Le redazioni giornalistiche si trovano così confrontate con un dato di fatto: il loro modo di agire non riesce a intercettare i giovani o perlomeno una buona parte di essi. «Gli sforzi fatti finora rivelano che non ci sono risultati significativi, lo dice anche l’annuario sulla qualità dei media nel nostro Paese». La professoressa Benecchi ci fa però notare che a volte il contatto tra questi due mondi funziona. In casa RSI vanno molto bene i filmati di informazione e intrattenimento di «Spam», dedicati proprio ai giovani mentre, ed è un altro esempio, «la BBC sta facendo un lavoro importante su Tiktok per far passare i propri contributi informativi. Anche in Svizzera questo social media è molto importante, visto che il 40% dei ragazzi lo usa regolarmente. Sulla pandemia i giovani hanno individuato la televisione come il mezzo più affidabile, ma si sono informati molto attraverso i social media, confrontandosi poi direttamente con amici e parenti quando sentivano il bisogno di verificare le notizie trovate online». Gli studi in materia ci dicono infatti che i giovani sono consapevoli del fatto che i social media sono meno affidabili rispetto ai media tradizionali, pur passandoci parecchio tempo. Da qui una certa attenzione a non lasciarsi mettere in trappola dalla disinformazione, con la famiglia, la scuola e le stesse redazioni chiamate a tener alta la guardia. 
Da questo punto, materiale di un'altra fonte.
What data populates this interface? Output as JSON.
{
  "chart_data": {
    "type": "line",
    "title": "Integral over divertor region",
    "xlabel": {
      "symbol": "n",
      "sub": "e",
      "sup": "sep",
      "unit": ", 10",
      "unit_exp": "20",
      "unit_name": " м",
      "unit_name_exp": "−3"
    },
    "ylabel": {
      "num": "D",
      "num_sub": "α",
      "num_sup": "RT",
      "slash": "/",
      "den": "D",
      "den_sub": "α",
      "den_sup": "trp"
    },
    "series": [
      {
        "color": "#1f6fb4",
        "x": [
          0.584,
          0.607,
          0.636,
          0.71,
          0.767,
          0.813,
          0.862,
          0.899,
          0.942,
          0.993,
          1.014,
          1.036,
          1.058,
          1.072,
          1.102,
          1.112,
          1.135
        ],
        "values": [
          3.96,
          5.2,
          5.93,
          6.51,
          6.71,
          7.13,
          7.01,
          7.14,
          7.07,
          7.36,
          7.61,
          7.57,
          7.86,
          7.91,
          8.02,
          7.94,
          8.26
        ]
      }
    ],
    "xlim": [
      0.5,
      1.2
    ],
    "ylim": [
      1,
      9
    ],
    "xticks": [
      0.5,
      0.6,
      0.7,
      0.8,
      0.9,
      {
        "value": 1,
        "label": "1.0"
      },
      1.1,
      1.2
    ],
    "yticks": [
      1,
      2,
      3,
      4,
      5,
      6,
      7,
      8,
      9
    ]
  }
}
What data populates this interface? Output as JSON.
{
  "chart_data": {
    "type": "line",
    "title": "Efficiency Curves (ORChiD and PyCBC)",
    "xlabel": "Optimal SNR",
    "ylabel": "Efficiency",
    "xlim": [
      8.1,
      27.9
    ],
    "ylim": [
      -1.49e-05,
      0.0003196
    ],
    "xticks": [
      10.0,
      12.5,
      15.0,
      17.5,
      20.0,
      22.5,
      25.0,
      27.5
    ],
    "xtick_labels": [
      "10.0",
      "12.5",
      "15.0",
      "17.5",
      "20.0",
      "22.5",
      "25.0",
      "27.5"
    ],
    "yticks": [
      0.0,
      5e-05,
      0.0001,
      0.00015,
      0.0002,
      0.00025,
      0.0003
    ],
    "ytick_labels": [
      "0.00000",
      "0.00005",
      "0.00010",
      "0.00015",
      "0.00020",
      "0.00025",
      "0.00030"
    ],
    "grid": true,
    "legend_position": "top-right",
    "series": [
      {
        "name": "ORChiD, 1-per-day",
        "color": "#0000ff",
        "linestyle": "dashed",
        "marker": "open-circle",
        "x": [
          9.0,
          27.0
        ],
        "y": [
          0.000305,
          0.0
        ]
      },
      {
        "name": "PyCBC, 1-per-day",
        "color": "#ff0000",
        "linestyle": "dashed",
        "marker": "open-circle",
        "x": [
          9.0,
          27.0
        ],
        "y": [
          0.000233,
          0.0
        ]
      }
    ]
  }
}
E non si tratta solo di media e di giornalismo perché vista l’ampiezza del fenomeno c’è il rischio di ritrovarci un giorno non più in una democrazia ma in una società dominata da incantatori di serpenti, che a suon di algoritmi incanalano a loro piacimento i flussi dell’informazione, non più libera ma controllata. Di questo in fondo si tratta, né più né meno. Per i giovani e per tutti noi.